Menurut Prof. Dr. Alexis Carrel dalam Dr. Muhtadin, MA (2015), “Kemajuan ilmu dan teknologi mendorong manusia kepada kebiadaban,” jadi dalam kehidupan seringkali moral melebihi peranan ilmu, sebab ilmu kadangkala merugikan.
Moral dapat digali dan diperoleh dalam agama, karena agama adalah sumber moral, bahkan sumber moral paling tangguh. Nabi Muhammad SAW diutus tidak lain juga untuk membawa misi moral, yaitu untuk menyempurnakan akhlak yang mulia.
W.M. Dixon dalam Dr. Muhtadin, MA (2015), “Agama betul atau salah, dengan ajarannya percaya kepada TuhanNya kalau tidak satu-satunya, paling sedikit kita boleh percaya, merupakan dasar yang paling kuat bagi moral”.
Dari tulisan W.M. Dixon di atas Dr. Muhtadin, MA mengatakan bahwa agama perupakan sumber dan dasar (paling kuat) bagi moral, karena agama mengajarkan kepercayaan kepada Tuhan dan kehidupan akhirat. Tetapi agama sebagai sumber moral tidak hanya karena agama mengajarkan iman kepada Tuhan dan kehidupan akhirat, melainkan juga karena adanya perintah dan larangan dalam agama.
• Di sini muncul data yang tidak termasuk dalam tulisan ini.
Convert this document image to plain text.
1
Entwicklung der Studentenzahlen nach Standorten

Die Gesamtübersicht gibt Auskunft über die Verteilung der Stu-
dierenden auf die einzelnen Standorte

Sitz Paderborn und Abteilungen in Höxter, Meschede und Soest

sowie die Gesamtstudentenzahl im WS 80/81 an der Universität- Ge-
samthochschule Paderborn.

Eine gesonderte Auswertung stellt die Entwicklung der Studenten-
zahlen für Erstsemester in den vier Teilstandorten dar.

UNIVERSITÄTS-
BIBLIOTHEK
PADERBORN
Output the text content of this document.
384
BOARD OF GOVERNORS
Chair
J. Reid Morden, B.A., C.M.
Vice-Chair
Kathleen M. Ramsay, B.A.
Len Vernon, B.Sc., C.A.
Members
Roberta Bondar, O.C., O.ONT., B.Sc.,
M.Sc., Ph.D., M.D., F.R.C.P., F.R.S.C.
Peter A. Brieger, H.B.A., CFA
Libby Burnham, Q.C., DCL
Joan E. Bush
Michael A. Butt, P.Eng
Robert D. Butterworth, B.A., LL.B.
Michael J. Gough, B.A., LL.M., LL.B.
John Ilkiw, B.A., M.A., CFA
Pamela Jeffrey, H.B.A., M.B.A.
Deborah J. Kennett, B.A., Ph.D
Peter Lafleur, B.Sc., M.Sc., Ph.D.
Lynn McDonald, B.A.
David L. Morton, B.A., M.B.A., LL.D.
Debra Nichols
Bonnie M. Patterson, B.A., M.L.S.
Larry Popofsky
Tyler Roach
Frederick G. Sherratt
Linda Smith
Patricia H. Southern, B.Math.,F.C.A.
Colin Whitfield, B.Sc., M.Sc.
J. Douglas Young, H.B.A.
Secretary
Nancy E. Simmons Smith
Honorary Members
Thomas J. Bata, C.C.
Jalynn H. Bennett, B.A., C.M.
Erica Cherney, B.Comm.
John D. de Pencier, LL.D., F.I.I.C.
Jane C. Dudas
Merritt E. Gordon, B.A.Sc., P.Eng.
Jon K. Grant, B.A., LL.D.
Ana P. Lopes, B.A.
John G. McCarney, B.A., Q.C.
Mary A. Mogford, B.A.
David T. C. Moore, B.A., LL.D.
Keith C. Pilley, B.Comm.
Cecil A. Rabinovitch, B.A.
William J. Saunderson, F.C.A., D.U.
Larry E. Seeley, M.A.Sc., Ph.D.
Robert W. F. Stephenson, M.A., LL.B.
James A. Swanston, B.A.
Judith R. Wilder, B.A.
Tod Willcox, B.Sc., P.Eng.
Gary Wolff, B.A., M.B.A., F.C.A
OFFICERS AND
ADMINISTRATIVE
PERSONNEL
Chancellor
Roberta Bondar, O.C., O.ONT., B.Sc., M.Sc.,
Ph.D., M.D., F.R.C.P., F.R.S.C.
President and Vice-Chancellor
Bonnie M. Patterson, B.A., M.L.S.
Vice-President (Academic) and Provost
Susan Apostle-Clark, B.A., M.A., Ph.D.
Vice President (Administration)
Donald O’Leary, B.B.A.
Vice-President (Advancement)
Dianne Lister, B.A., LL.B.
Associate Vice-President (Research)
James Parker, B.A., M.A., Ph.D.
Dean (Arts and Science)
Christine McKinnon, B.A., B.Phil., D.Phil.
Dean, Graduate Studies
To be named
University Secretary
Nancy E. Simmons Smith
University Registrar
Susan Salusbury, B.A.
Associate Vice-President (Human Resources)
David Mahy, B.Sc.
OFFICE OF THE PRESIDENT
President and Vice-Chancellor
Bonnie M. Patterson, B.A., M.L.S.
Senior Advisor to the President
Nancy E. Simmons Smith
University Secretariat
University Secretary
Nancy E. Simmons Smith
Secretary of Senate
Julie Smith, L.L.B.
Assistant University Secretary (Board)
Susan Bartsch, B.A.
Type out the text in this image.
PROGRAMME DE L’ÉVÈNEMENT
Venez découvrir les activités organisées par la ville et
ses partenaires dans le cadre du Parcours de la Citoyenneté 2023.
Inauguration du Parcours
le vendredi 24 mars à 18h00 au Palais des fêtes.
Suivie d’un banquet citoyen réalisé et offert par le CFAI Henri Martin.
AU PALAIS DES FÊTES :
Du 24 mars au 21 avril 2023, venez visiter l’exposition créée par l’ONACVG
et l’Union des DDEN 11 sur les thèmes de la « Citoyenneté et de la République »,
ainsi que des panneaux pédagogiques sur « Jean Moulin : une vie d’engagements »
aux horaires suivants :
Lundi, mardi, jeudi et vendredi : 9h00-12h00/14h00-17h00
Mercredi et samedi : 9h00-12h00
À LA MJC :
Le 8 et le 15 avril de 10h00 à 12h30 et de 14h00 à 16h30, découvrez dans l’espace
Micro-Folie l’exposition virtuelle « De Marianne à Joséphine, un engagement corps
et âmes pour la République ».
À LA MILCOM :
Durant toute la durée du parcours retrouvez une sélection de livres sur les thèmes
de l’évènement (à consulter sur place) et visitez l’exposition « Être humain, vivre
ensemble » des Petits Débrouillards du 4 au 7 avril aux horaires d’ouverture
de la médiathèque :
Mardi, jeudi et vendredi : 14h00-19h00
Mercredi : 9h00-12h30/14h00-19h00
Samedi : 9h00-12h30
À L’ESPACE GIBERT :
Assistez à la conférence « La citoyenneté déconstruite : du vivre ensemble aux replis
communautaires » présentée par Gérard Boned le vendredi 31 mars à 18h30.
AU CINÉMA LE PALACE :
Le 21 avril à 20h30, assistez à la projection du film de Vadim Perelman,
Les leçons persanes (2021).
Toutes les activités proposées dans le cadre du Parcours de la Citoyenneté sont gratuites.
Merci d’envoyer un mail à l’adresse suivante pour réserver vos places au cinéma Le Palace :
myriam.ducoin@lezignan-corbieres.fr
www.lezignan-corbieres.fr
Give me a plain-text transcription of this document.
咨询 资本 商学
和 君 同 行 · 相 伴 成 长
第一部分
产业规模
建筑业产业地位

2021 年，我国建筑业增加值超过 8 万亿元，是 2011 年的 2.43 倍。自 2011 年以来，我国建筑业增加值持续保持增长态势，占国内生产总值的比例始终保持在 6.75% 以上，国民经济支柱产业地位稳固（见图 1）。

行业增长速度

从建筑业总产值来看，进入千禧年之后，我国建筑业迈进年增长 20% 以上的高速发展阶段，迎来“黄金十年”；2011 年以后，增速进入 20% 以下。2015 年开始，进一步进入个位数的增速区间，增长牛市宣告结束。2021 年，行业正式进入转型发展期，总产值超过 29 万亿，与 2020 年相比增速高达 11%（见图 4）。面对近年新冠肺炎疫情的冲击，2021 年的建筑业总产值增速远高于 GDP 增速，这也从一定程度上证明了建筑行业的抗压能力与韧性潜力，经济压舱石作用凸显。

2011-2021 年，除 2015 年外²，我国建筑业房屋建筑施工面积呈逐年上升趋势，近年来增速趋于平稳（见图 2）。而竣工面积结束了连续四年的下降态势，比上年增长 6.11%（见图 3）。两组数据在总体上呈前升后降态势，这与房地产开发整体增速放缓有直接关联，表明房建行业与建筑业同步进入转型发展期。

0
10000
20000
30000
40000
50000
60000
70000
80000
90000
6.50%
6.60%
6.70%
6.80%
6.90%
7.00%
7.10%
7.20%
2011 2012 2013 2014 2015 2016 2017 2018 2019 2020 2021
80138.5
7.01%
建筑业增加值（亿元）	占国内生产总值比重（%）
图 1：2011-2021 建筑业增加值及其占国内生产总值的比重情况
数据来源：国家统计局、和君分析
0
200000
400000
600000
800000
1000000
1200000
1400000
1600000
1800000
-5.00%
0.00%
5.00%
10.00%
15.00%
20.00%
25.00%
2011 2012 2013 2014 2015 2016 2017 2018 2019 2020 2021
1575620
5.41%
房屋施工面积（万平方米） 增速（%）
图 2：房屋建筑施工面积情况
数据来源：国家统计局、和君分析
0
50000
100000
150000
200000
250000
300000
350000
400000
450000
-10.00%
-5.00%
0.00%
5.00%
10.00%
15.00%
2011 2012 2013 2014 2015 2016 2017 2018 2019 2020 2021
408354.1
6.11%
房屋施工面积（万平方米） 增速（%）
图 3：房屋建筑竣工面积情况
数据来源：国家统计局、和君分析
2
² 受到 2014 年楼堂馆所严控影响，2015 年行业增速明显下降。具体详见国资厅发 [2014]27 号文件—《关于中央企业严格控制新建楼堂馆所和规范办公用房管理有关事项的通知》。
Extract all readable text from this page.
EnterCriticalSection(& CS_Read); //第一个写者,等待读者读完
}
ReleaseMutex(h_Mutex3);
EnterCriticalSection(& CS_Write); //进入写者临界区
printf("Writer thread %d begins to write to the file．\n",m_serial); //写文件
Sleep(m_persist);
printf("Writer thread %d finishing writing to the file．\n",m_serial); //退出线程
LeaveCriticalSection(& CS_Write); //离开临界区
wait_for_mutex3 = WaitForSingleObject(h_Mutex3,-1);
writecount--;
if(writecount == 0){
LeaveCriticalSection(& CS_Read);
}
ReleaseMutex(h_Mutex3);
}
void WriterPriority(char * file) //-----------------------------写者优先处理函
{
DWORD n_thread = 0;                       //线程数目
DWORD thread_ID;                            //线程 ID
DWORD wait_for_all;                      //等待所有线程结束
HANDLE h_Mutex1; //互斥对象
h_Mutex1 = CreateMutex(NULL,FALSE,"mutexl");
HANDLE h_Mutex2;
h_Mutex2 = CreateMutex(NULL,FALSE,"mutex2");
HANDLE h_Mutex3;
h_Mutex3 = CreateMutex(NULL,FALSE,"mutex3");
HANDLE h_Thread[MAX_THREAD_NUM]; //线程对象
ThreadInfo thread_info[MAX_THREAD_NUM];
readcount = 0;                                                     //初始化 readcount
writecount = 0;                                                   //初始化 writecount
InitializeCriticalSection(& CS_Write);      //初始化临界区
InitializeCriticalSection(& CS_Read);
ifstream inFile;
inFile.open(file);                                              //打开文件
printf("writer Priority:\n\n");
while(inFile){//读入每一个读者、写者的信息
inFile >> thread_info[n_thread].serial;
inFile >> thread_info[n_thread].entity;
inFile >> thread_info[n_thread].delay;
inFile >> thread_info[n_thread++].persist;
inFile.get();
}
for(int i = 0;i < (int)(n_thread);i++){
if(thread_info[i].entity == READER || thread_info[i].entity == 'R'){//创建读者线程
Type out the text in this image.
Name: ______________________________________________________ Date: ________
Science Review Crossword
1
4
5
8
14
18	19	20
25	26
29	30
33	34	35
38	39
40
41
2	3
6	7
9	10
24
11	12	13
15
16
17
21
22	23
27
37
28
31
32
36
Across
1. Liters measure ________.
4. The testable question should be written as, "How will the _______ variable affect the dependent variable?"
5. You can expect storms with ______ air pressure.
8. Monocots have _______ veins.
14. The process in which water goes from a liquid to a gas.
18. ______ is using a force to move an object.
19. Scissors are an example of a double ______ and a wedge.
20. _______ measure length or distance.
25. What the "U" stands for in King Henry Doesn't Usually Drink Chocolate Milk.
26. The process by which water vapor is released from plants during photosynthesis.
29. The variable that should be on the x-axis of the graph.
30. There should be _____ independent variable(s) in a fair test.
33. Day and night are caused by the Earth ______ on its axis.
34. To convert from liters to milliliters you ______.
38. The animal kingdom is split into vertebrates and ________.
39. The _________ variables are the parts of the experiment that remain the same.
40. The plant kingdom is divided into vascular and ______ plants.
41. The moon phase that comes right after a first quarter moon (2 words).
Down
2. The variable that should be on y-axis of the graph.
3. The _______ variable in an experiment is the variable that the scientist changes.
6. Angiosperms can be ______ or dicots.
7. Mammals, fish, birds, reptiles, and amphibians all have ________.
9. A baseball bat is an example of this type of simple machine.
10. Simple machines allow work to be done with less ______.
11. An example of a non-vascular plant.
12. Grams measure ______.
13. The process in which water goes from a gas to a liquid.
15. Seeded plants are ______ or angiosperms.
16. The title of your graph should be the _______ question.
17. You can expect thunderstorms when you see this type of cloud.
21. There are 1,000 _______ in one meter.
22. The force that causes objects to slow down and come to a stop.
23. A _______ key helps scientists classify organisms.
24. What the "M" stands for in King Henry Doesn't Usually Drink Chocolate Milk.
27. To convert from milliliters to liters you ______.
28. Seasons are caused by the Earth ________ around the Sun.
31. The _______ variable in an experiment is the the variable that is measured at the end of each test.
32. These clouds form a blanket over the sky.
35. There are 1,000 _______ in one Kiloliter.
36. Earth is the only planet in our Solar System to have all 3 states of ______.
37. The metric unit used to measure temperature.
Agama sesungguhnya adalah himpunan perintah dan larangan Tuhan. Kewajiban manusia untuk taat terhadap semua perintah dan larangan Tuhan. Dari sinilah kemudian juga lahir moral, sebab apa yang diperintahkan oleh Tuhan selalu yang baik-baik dan apa yang dilarang-Nya selalu yang buruk-buruk.
Dr. Muhtadin, MA menyimpulkan bahwa pentingnya agama dalam kehidupan disebabkan oleh sangat diperlukannya moral oleh manusia, padahal moral bersumber dari agama. Dan agama menjadi sumber moral, karena agama mengajarkan iman kepada Tuhan dan kehidupan akhirat, dan selain itu karena adanya perintah dan larangan dalam agama.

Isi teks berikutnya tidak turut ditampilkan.